Le prix de l'hérésie
Il gloussa.
« Cobbett, le gardien, est un vieil homme plein de bonté, il est là depuis
des lustres, et quelques pièces suffisent à le convaincre de ne rien voir tant
que les élèves reviennent avant que les portes soient closes. Il aime bien
prendre un verre de temps à autre aussi, notre Cobbett. Parfois, je me demande
s’il ne fait pas exprès d’oublier de fermer les portes.
— Le recteur ne le sanctionne pas ?
— Le recteur est sévère sur certains sujets, mais il
sait se montrer pragmatique pour diriger une communauté de jeunes hommes. Le
plus sage n’est pas toujours de placer partout des barreaux en acier, mieux
vaut parfois jouer l’aveugle. Les jeunes gens se rendront dans les tavernes et
les bordels, que nous le voulions ou non, et plus forte est l’interdiction,
plus forte est la tentation.
— Comme le docteur Bernard l’a fait remarquer à propos
des livres », dis-je, plongé dans mes pensées.

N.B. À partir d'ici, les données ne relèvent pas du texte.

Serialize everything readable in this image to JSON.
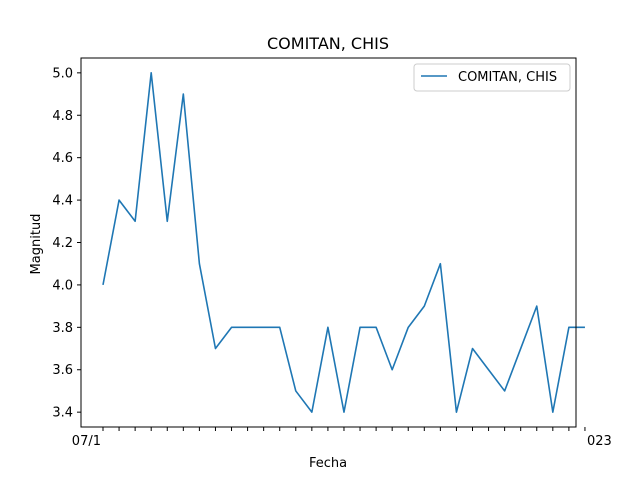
{
  "chart_data": {
    "type": "line",
    "title": "COMITAN, CHIS",
    "xlabel": "Fecha",
    "ylabel": "Magnitud",
    "ylim": [
      3.33,
      5.07
    ],
    "yticks": [
      3.4,
      3.6,
      3.8,
      4.0,
      4.2,
      4.4,
      4.6,
      4.8,
      5.0
    ],
    "ytick_labels": [
      "3.4",
      "3.6",
      "3.8",
      "4.0",
      "4.2",
      "4.4",
      "4.6",
      "4.8",
      "5.0"
    ],
    "x_tick_labels_note": "29 date tick labels overlap and are illegible; only the first fragment '07/1' and last fragment '023' are readable",
    "x_tick_first_fragment": "07/1",
    "x_tick_last_fragment": "023",
    "legend_position": "top-right",
    "grid": false,
    "series": [
      {
        "name": "COMITAN, CHIS",
        "color": "#1f77b4",
        "values": [
          4.0,
          4.4,
          4.3,
          5.0,
          4.3,
          4.9,
          4.1,
          3.7,
          3.8,
          3.8,
          3.8,
          3.8,
          3.5,
          3.4,
          3.8,
          3.4,
          3.8,
          3.8,
          3.6,
          3.8,
          3.9,
          4.1,
          3.4,
          3.7,
          3.6,
          3.5,
          3.7,
          3.9,
          3.4,
          3.8,
          3.8
        ]
      }
    ]
  }
}
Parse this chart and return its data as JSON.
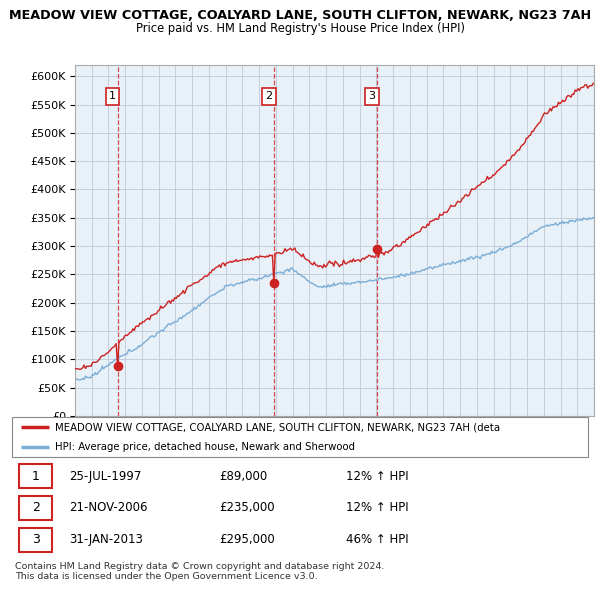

Mercer me jeta un regard en coin tandis que, sortant du
couloir, nous débouchions dans la cour, où l’horloge du bâtiment nord indiquait
qu’il était près de neuf heures.
« Veuillez excuser la brusquerie du docteur Bernard,
dit-il en donnant l’impression de déplorer l’attitude de son ami. Il a dû
changer de religion trois fois sous quatre souverains différents. Il a été
ordonné prêtre dans sa jeunesse avant que le père de la reine ne se sépare de
Rome. Mais il s’exprime de plus en plus ouvertement ces derniers temps, et je
me demande s’il ne souffre pas de cet état fréquent chez les vieillards, que
l’on voit souvent perdus dans leurs souvenirs et qui ne savent pas toujours à
qui ils s’adressent.
— Il m’a paru tout à fait lucide. Mais en colère.
— Oui, reconnut Mercer en soupirant. Il est en colère.
Contre le monde, contre l’université, contre ce qu’on a exigé de lui et contre
lui-même à cause de ce qu’il a fait. Et vous vous étonnez sûrement de sa colère
à mon encontre. »
Il me jeta un nouveau coup d’œil et je compris qu’il avait
envie de s’épancher.
« Il a parlé avec beaucoup de rancœur de l’exil, dis-je
pour l’inciter à poursuivre.
— Il évoquait le problème de l’année dernière avec
notre sous-recteur, Edmund Allen, comme vous l’avez probablement compris.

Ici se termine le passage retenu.